Stevie meets me by the front door after she’s showered and dressed. It’s not lost on me that her signature curls are slicked back into a bun, and her sweatshirt has a hood so she can hide on the walk to her apartment.
Exhaustion covers her pretty features thanks to the cruel words beating down on her, and I couldn’t feel more at fault than I do right now.
She shouldn’t be hurting this way. Her deepest insecurities wouldn’t be reinforced if it weren’t for me.
She’s hiding because of me.
“It’ll be okay.” I wrap her up in a heavy hug, holding on a little longer than usual. Because the truth is, it is going to be okay. One way or another, I’m going to make it better for her.

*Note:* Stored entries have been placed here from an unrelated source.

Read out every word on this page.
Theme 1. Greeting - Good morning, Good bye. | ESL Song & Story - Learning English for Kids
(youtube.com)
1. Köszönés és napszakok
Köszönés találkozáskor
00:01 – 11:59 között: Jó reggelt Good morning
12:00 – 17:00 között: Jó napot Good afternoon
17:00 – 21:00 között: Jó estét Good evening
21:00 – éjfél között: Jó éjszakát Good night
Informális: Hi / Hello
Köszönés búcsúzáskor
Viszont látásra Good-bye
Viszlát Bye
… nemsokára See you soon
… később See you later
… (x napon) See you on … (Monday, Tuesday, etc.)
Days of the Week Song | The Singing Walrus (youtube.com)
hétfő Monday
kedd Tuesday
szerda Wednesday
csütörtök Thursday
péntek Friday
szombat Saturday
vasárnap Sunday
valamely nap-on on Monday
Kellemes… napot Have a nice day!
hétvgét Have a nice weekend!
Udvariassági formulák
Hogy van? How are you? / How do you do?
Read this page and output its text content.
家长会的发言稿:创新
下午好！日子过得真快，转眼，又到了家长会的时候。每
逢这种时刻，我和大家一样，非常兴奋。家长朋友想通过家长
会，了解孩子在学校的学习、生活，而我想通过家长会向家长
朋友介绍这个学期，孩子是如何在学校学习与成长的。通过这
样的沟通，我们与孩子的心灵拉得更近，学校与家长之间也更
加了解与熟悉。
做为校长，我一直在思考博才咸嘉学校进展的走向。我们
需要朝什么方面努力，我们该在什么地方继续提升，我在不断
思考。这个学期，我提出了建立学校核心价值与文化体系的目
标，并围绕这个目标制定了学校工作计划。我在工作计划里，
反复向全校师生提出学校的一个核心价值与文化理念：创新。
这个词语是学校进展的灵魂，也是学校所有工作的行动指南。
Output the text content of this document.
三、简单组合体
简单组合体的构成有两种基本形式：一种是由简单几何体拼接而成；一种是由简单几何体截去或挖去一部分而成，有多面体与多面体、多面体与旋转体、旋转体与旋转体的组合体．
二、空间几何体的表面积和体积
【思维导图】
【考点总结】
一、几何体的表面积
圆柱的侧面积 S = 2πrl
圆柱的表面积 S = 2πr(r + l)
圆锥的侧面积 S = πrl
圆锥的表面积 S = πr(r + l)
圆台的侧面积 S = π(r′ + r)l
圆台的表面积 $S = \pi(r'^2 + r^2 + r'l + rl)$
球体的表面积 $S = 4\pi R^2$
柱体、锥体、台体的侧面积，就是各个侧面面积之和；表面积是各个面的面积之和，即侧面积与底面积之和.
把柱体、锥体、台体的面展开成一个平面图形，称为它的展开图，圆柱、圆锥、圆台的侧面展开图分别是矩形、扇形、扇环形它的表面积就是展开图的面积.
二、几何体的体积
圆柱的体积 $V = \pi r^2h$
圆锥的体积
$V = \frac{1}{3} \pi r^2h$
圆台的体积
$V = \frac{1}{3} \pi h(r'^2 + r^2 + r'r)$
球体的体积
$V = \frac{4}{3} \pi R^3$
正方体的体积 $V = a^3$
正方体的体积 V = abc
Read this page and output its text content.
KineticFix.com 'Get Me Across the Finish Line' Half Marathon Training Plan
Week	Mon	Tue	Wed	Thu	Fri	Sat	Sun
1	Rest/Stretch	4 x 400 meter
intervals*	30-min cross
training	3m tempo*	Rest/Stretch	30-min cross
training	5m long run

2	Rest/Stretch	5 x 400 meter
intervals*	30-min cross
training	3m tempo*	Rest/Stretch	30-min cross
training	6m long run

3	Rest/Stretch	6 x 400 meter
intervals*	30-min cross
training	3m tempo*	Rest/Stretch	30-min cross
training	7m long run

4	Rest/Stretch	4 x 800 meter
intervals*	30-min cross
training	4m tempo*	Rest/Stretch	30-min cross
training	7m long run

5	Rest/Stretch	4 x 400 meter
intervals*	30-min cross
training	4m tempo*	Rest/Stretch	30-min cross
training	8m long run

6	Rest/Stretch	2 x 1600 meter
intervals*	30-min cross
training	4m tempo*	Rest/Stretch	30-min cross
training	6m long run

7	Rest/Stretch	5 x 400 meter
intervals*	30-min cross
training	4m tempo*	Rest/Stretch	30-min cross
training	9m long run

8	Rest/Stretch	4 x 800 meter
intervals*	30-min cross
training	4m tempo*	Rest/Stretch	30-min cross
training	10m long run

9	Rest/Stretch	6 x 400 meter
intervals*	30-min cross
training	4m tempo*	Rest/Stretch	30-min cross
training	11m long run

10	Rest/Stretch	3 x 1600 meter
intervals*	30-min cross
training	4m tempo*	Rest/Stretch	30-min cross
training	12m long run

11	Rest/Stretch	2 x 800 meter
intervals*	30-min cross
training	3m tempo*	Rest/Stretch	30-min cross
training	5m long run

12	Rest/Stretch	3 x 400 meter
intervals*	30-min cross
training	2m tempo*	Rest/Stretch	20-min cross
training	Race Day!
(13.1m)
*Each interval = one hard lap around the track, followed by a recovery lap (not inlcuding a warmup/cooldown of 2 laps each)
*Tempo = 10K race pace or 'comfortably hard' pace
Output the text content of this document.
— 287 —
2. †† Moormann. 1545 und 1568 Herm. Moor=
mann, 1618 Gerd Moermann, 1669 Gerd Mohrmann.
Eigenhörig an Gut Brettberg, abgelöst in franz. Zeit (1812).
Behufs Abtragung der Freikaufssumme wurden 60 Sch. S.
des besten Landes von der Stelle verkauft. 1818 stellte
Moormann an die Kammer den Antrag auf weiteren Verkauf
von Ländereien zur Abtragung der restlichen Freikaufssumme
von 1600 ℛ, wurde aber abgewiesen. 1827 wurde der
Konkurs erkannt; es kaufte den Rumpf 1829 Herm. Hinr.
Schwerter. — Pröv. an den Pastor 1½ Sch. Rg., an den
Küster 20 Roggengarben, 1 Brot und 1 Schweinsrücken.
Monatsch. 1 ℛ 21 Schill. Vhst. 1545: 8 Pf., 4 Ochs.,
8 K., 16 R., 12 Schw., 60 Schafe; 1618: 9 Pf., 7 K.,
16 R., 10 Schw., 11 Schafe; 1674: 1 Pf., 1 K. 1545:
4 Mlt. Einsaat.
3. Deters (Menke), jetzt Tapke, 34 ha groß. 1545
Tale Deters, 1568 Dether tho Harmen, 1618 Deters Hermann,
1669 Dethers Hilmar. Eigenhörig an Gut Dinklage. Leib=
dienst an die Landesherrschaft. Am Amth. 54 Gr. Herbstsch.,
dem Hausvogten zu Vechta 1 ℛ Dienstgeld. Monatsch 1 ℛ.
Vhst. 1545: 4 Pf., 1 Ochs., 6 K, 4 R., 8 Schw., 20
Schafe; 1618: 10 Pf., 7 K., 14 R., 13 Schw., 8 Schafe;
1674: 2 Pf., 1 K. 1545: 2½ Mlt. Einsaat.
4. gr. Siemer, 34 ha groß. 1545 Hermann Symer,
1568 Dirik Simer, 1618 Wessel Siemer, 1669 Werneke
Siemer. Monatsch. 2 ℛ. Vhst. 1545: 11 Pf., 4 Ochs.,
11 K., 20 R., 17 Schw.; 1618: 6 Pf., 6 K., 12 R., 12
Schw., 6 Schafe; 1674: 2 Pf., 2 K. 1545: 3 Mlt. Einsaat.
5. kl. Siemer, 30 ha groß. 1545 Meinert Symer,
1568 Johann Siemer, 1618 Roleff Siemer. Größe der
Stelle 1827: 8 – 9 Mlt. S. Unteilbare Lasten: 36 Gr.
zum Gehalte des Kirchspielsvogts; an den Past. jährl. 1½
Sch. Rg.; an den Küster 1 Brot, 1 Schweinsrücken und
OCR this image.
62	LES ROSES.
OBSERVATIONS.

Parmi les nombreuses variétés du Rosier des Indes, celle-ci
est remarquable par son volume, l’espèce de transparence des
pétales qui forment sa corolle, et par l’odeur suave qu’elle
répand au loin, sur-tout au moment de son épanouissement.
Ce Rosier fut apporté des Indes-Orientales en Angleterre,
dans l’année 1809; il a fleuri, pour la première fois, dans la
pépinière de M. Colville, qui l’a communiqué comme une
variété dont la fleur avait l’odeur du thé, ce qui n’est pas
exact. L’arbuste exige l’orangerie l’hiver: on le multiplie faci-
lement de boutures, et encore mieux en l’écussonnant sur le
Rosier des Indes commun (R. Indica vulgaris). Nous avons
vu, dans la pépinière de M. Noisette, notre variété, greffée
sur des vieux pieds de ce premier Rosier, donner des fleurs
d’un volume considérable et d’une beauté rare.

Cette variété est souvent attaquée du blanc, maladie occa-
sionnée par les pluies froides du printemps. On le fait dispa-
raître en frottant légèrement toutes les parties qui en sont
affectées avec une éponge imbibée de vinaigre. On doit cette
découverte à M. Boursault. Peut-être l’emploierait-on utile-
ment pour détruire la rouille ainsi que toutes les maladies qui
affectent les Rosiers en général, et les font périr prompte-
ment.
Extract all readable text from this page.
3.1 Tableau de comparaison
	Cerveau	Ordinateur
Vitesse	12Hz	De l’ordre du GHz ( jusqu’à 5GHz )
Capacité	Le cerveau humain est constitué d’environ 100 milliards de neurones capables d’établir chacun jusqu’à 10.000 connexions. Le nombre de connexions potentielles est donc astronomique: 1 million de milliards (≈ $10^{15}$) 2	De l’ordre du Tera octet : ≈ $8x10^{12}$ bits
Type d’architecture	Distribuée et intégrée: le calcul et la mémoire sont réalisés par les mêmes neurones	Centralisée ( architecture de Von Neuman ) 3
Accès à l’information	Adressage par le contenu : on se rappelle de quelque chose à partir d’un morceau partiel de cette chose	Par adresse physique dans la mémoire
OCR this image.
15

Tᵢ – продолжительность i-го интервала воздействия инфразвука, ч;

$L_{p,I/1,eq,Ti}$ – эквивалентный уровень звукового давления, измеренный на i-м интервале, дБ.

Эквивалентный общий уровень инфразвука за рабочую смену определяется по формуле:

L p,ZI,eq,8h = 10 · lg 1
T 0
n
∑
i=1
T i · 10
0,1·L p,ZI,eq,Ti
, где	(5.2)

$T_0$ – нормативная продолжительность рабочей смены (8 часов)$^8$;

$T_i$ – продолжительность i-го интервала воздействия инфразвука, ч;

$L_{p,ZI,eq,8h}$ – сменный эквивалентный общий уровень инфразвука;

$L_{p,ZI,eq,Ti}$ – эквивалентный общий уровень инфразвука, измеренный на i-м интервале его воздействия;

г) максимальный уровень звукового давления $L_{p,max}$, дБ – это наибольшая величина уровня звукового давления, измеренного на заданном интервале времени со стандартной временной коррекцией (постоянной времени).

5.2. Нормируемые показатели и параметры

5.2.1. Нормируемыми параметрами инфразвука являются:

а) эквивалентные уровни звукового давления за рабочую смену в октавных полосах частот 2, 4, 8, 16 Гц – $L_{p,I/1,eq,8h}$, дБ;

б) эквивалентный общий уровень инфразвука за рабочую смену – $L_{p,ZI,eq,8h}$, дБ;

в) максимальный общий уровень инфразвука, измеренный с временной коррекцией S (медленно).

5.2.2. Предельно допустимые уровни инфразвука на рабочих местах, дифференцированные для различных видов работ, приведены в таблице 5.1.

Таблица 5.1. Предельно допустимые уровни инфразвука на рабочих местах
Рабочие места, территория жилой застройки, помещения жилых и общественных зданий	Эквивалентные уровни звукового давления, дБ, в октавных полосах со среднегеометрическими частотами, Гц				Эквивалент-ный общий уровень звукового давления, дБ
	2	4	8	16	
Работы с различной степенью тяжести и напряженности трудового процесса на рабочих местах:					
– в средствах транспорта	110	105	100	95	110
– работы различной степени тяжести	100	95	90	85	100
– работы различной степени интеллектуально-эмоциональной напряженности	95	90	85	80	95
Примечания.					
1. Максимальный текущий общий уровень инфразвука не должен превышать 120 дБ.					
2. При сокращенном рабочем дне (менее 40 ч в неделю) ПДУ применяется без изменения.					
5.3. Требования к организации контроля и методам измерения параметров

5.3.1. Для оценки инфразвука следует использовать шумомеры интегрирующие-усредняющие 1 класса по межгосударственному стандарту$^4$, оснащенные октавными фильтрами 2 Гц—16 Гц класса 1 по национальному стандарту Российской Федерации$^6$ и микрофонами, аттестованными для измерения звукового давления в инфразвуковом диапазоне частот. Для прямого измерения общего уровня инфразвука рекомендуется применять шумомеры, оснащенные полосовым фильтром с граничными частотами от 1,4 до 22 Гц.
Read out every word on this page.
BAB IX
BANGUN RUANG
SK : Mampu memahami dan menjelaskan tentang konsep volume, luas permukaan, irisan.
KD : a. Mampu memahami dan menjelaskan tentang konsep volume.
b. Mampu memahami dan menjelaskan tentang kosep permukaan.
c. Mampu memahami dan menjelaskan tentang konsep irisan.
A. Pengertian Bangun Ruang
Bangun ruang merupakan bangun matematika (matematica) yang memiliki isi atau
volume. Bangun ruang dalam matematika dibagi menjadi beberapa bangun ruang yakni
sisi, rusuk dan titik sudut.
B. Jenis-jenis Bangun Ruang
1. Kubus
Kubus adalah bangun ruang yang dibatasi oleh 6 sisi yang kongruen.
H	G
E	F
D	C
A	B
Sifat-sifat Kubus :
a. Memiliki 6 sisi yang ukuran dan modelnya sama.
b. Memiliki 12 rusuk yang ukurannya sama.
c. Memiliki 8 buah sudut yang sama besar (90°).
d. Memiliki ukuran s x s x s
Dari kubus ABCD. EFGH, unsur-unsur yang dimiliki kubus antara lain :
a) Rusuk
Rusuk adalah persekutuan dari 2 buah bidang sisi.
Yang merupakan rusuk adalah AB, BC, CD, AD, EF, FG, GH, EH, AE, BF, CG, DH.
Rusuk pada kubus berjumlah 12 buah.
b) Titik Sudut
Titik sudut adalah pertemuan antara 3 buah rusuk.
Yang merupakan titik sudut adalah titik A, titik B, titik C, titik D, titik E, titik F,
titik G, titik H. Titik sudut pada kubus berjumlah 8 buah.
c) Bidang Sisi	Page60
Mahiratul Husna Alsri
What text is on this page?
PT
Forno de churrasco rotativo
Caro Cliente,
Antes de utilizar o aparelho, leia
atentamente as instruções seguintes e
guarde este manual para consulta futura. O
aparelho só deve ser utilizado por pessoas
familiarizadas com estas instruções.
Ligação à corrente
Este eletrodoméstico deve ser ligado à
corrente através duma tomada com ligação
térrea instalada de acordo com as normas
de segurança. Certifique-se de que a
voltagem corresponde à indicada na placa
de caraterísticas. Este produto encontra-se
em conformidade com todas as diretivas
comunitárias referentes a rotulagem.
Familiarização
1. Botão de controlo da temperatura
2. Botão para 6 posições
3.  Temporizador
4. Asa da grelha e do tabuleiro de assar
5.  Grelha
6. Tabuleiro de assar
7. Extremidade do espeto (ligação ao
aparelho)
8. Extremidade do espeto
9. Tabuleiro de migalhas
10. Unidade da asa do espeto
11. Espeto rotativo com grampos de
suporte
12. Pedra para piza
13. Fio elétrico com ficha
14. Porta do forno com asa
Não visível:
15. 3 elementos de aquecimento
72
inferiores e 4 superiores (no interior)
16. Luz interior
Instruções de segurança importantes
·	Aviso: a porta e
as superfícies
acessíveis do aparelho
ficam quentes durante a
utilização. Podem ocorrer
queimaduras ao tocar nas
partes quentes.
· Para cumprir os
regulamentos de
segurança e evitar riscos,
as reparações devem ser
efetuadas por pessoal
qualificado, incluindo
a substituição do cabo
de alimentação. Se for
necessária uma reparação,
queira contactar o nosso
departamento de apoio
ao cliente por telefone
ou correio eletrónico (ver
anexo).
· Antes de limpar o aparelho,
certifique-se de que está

Her hand snakes around to the back of my neck, pulling me down to meet her. Her lips are soft, but there’s an edge of desperation in her kiss, and I’m not sure why. I’m not sure why this one feels different.
“I’ll call you later.” I search her face as the words leave my mouth, looking for some kind of reprieve from the knot in my stomach, but it doesn’t work. She seems like she’s on the edge of a breakdown.
I keep my eyes on my girl as Stevie walks down the hall to the elevator. Her head hangs low as she pushes the button, but it isn’t until I see her back begin to vibrate that I take a few quick strides and pull her into my chest.
“Vee, come here.”
Her desperate cry is the most painful thing I’ve ever heard, knowing I’m the one who caused this. She’s hurting because she’s with me. People think they have the right to say hateful things about her because she’s with me.